[Soins empêchés par le conjoint : un dilemme éthique pour les soignants] - Ma revue n° 032 du 01/05/2023 | Espace Infirmier
 

L'infirmière n° 032 du 01/05/2023

 

ÉTHIQUE ET SOINS AU QUOTIDIEN

J’EXERCE EN LIBÉRAL

SANTÉ ET TRAVAIL

Marie-Claude Daydé  

infirmière libérale

Chez ce couple âgé, très fusionnel, qui n’a pas d’enfant, Elsa, infirmière libérale, intervient de temps à autre pour des soins ponctuels, notamment à Monsieur. Au cours d’une de ses visites, elle a repéré que l’épouse, qui a des antécédents d’accident vasculaire cérébral, a beaucoup de difficultés à effectuer sa toilette. L’infirmière propose son aide, une prescription est d’ailleurs déjà faite, mais le couple n’a sollicité personne car Monsieur refuse des visites régulières « chez lui » disant « qu’ils peuvent se débrouiller seuls ! » Bien que le domicile soit aussi celui de son épouse, elle ne prend pas position et semble subir la décision. La situation interroge la professionnelle tant sur la question de l’autonomie décisionnelle de la patiente dans son lieu de vie que sur l’accès à des soins nécessaires qui lui est refusé.
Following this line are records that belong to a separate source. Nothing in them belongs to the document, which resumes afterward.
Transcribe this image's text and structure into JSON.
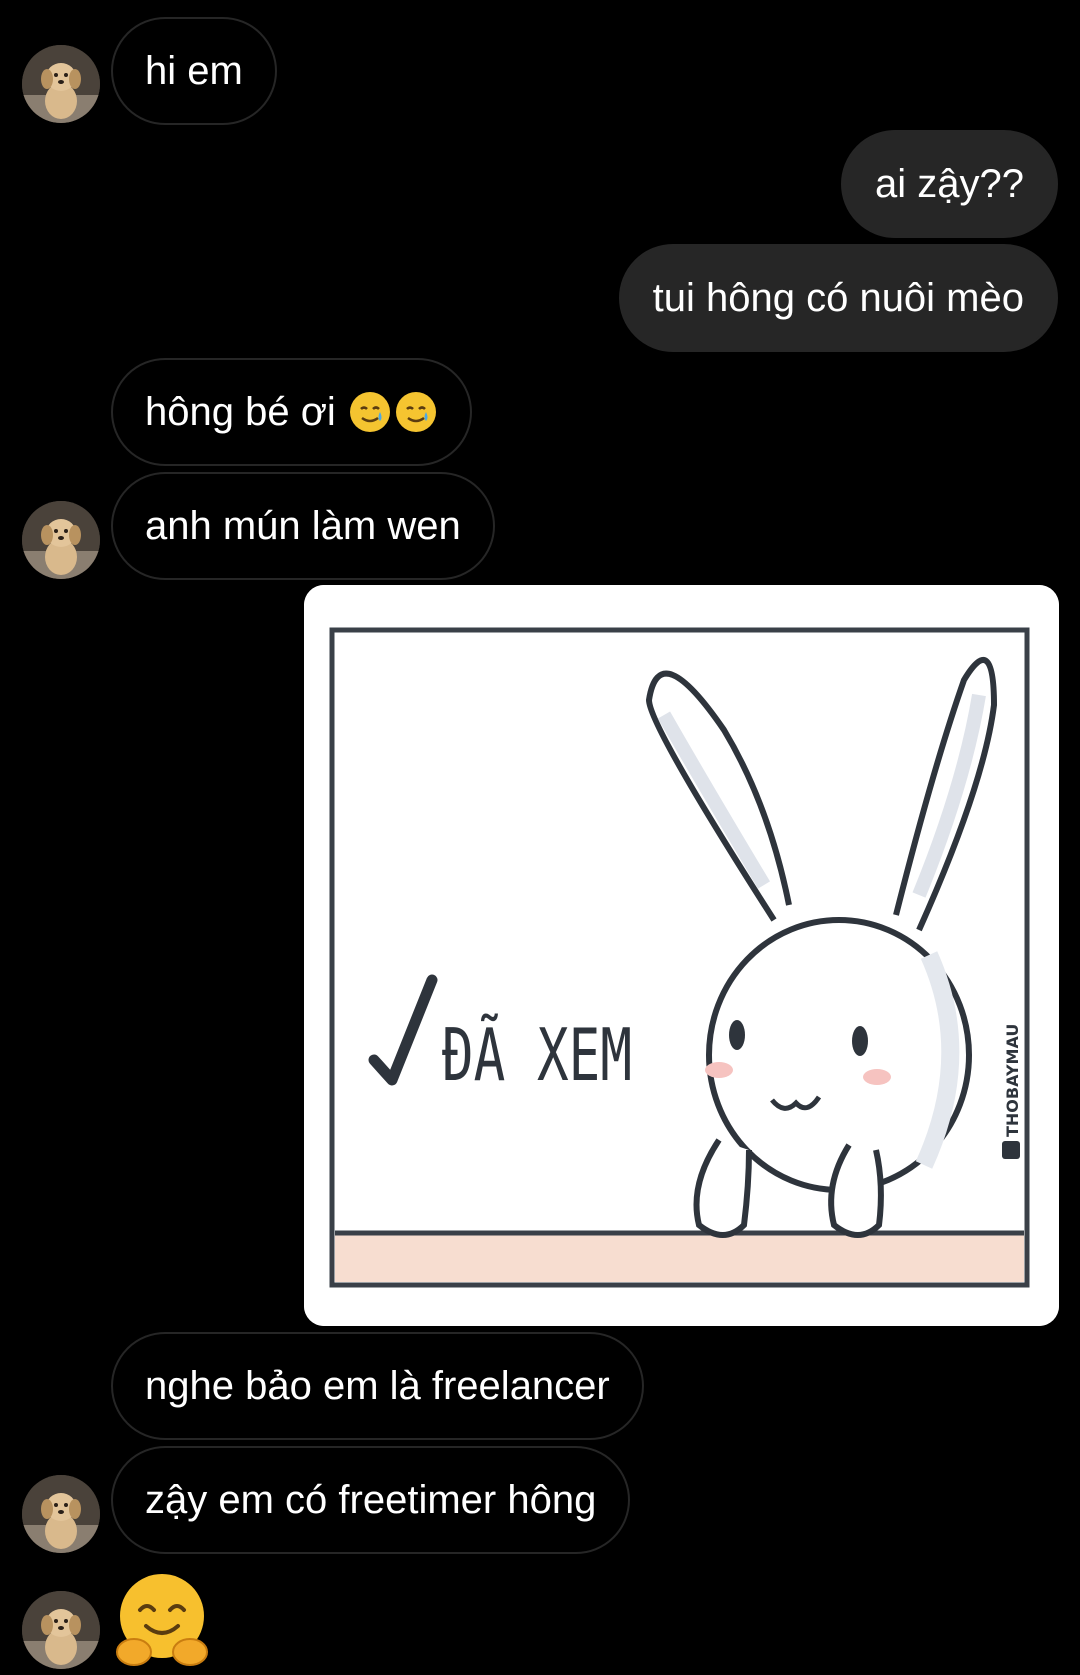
{
  "chat": {
    "messages": [
      {
        "sender": "other",
        "text": "hi em"
      },
      {
        "sender": "me",
        "text": "ai zậy??"
      },
      {
        "sender": "me",
        "text": "tui hông có nuôi mèo"
      },
      {
        "sender": "other",
        "text": "hông bé ơi",
        "emojis": [
          "smiling-face-with-tear-icon",
          "smiling-face-with-tear-icon"
        ]
      },
      {
        "sender": "other",
        "text": "anh mún làm wen"
      },
      {
        "sender": "other",
        "type": "sticker",
        "sticker_text": "ĐÃ XEM",
        "watermark": "THOBAYMAU"
      },
      {
        "sender": "other",
        "text": "nghe bảo em là freelancer"
      },
      {
        "sender": "other",
        "text": "zậy em có freetimer hông"
      },
      {
        "sender": "other",
        "type": "emoji",
        "emoji": "hugging-face-icon"
      }
    ]
  },
  "colors": {
    "background": "#000000",
    "outgoing_bubble": "#262626",
    "incoming_border": "#262626",
    "text": "#ffffff"
  }
}
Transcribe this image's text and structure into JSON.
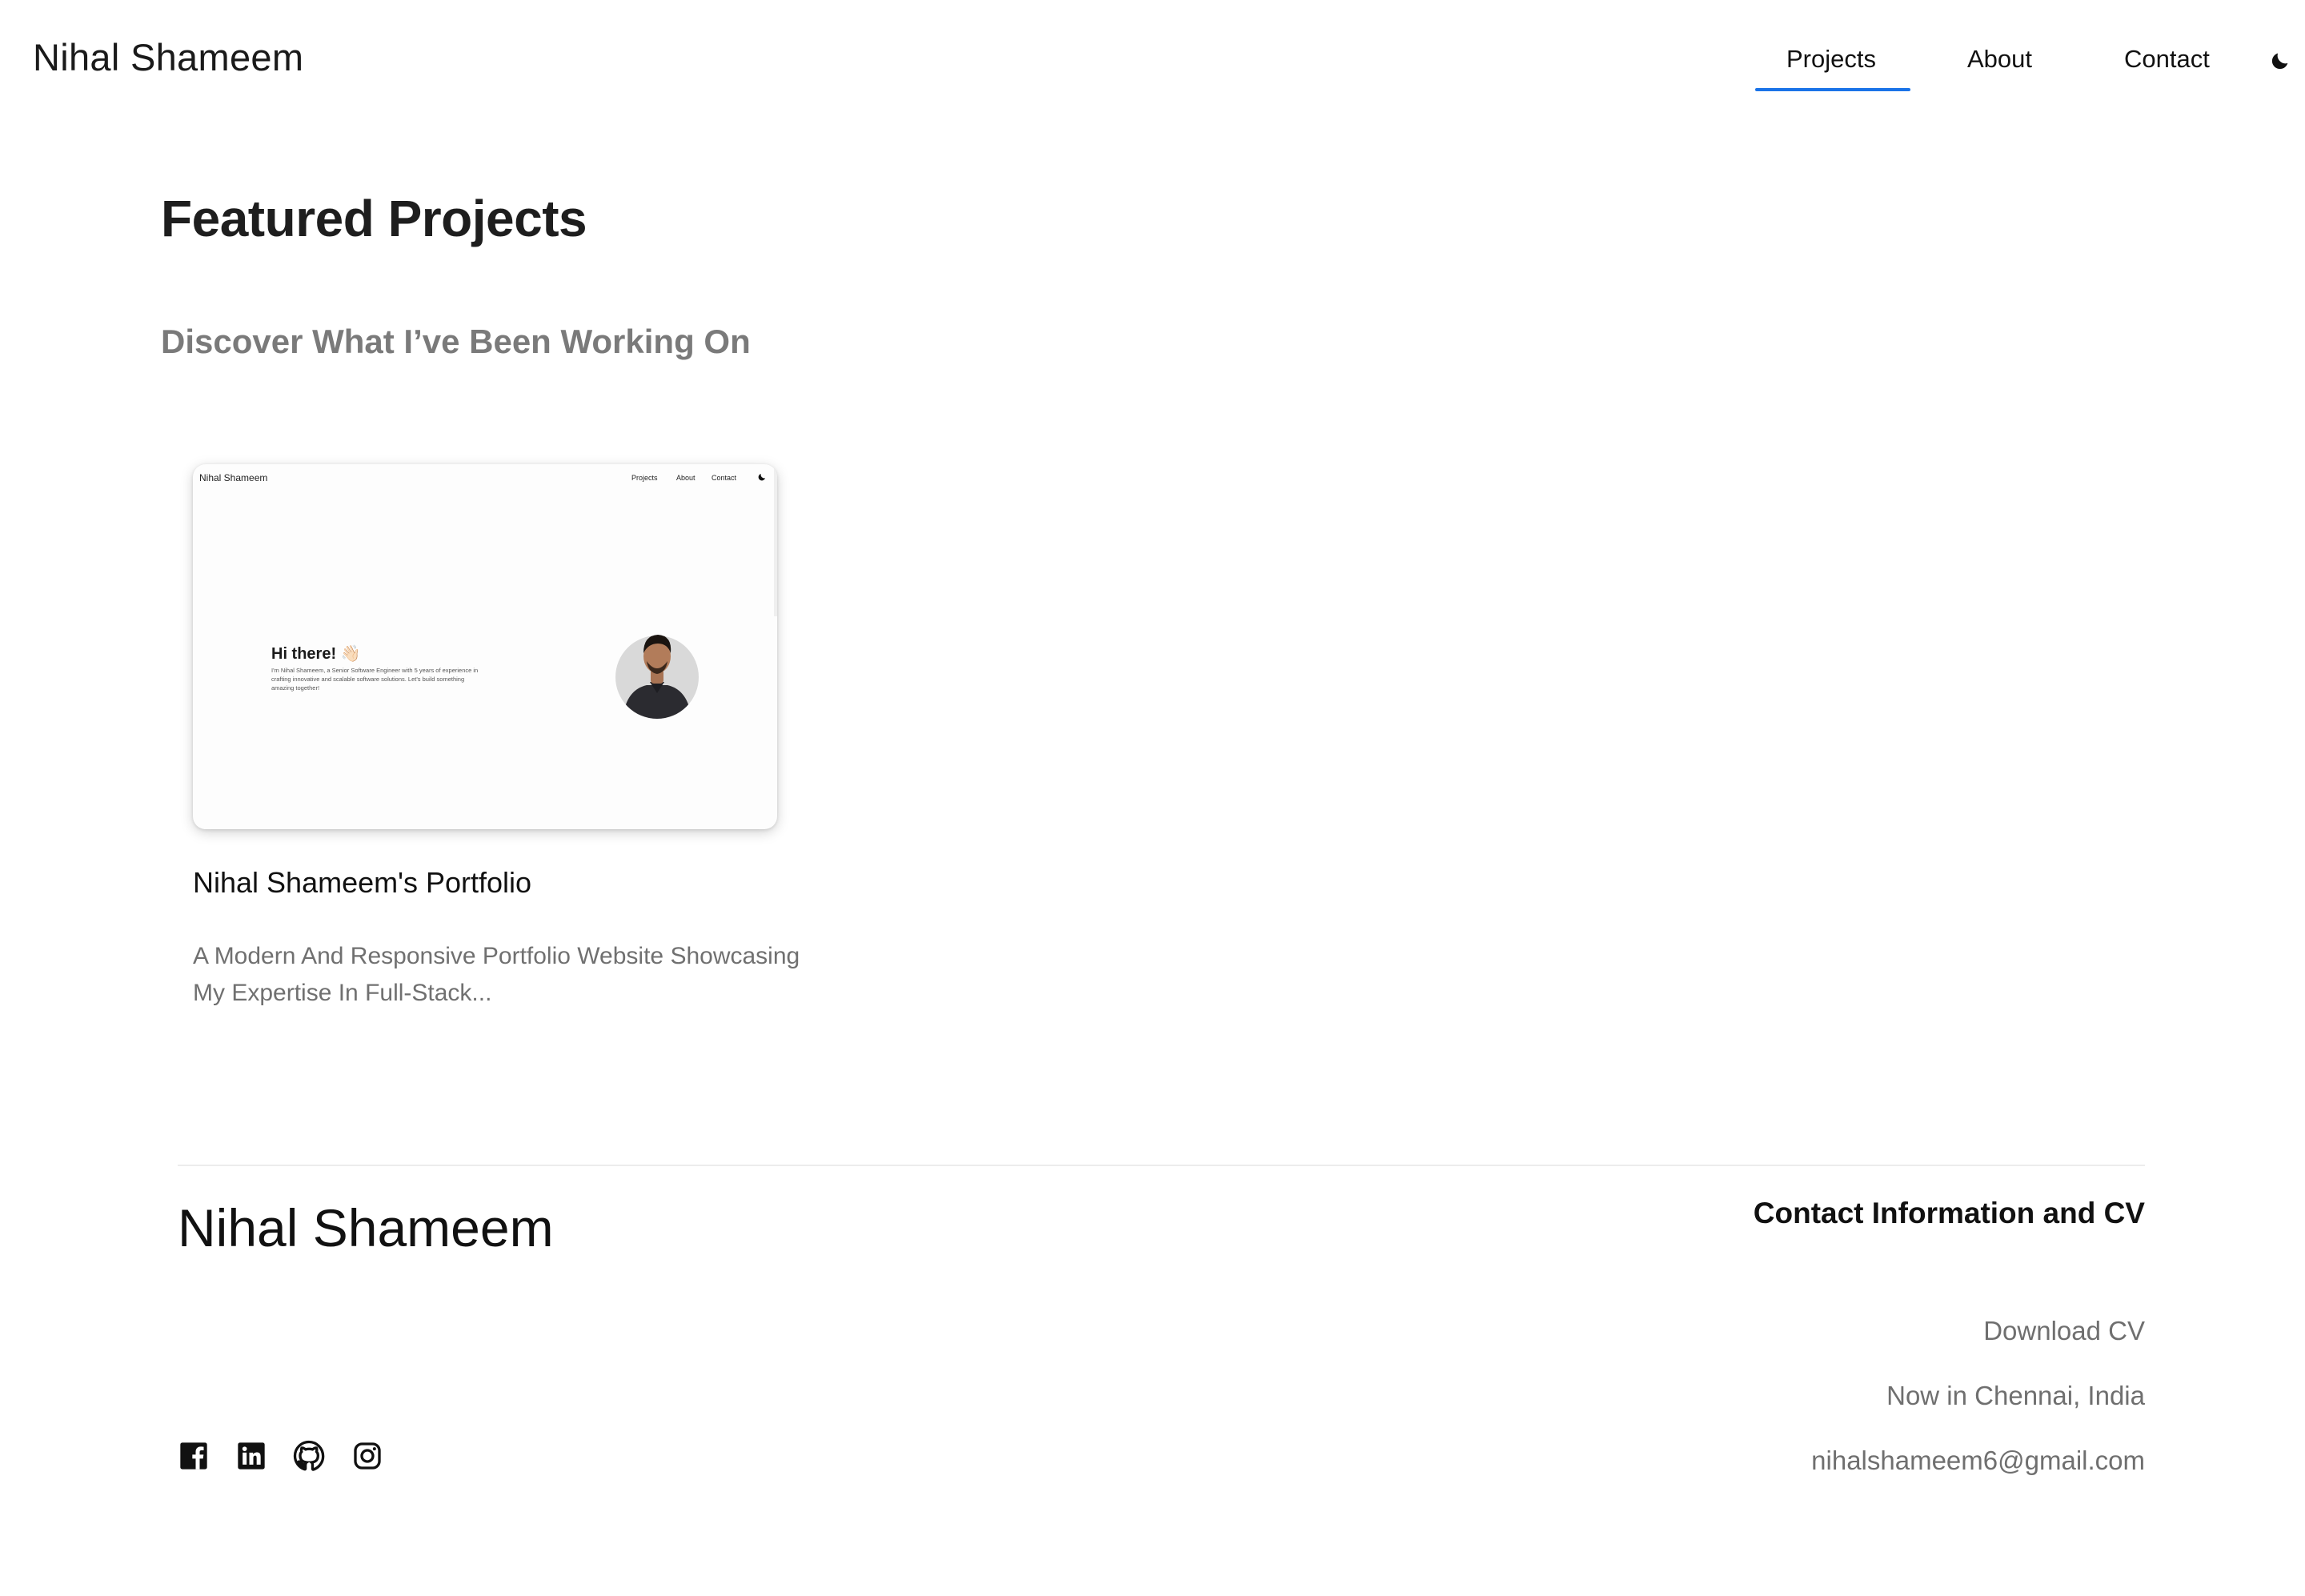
{
  "header": {
    "brand": "Nihal Shameem",
    "nav": [
      {
        "label": "Projects",
        "active": true
      },
      {
        "label": "About"
      },
      {
        "label": "Contact"
      }
    ],
    "theme_toggle_icon": "moon-icon",
    "accent_color": "#1a73e8"
  },
  "hero": {
    "title": "Featured Projects",
    "subtitle": "Discover What I’ve Been Working On"
  },
  "projects": [
    {
      "title": "Nihal Shameem's Portfolio",
      "description": "A Modern And Responsive Portfolio Website Showcasing My Expertise In Full-Stack...",
      "thumbnail": {
        "brand": "Nihal Shameem",
        "nav": [
          "Projects",
          "About",
          "Contact"
        ],
        "greeting": "Hi there! 👋🏻",
        "intro": "I'm Nihal Shameem, a Senior Software Engineer with 5 years of experience in crafting innovative and scalable software solutions. Let's build something amazing together!"
      }
    }
  ],
  "footer": {
    "brand": "Nihal Shameem",
    "contact_heading": "Contact Information and CV",
    "links": {
      "cv": "Download CV",
      "location": "Now in Chennai, India",
      "email": "nihalshameem6@gmail.com"
    },
    "socials": [
      "facebook-icon",
      "linkedin-icon",
      "github-icon",
      "instagram-icon"
    ]
  }
}
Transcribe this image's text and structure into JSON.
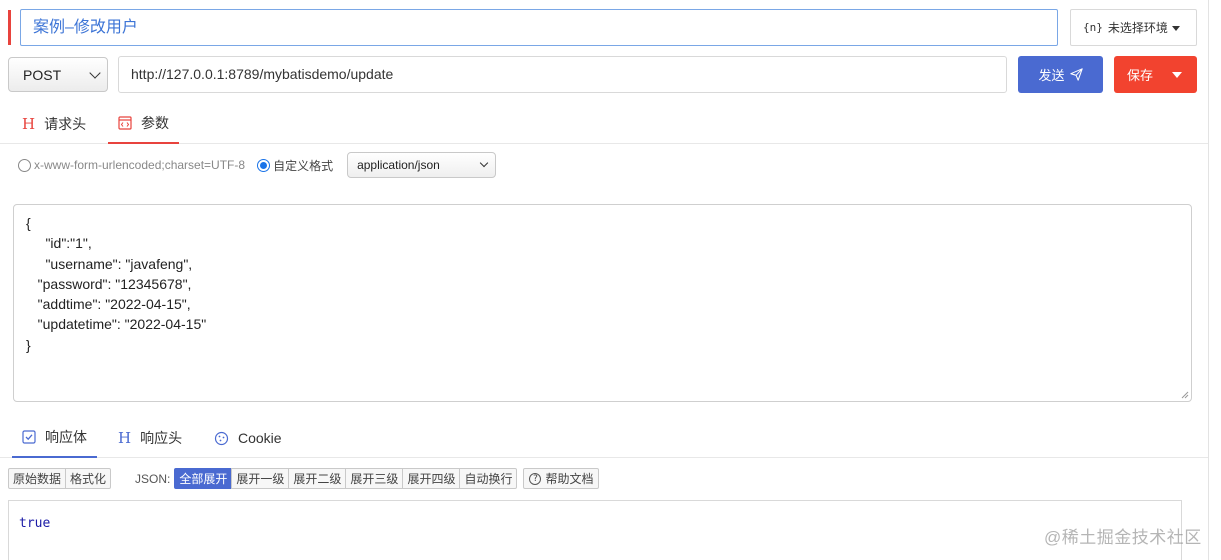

Comment la professionnelle peut-elle mettre en œuvre le respect de la bienfaisance chez ce couple dont l’épouse semble vulnérable ?

Est-elle en demande d’aide ? Peut-on considérer qu’il y a là un défaut d’action quant à la réalisation de ses besoins fondamentaux ? Il est important aussi de s’interroger sur la question du fonctionnement de ce couple marié depuis soixante-cinq ans. Autant de questions qu’il convient de partager en équipe pluriprofessionnelle, pour tenter d’ouvrir des « possibles » et éviter la maltraitance - équipe réduite ici au binôme médecin-infirmière. Cette situation, assez fréquente au domicile, peut avoir des origines différentes, qui peuvent engendrer une souffrance de l’époux. Comme le fait de ne plus être dans la maîtrise de son lieu de vie, qu’il craint de voir envahi par des soignants, des aidants, ou encore le déni de la maladie de son épouse, qui donc n’aurait pas besoin d’aide. Il importe de ne pas figer la situation, en s’appuyant sur des « normes » soignantes, et de tenter d’avancer progressivement, sans être trop intrusif.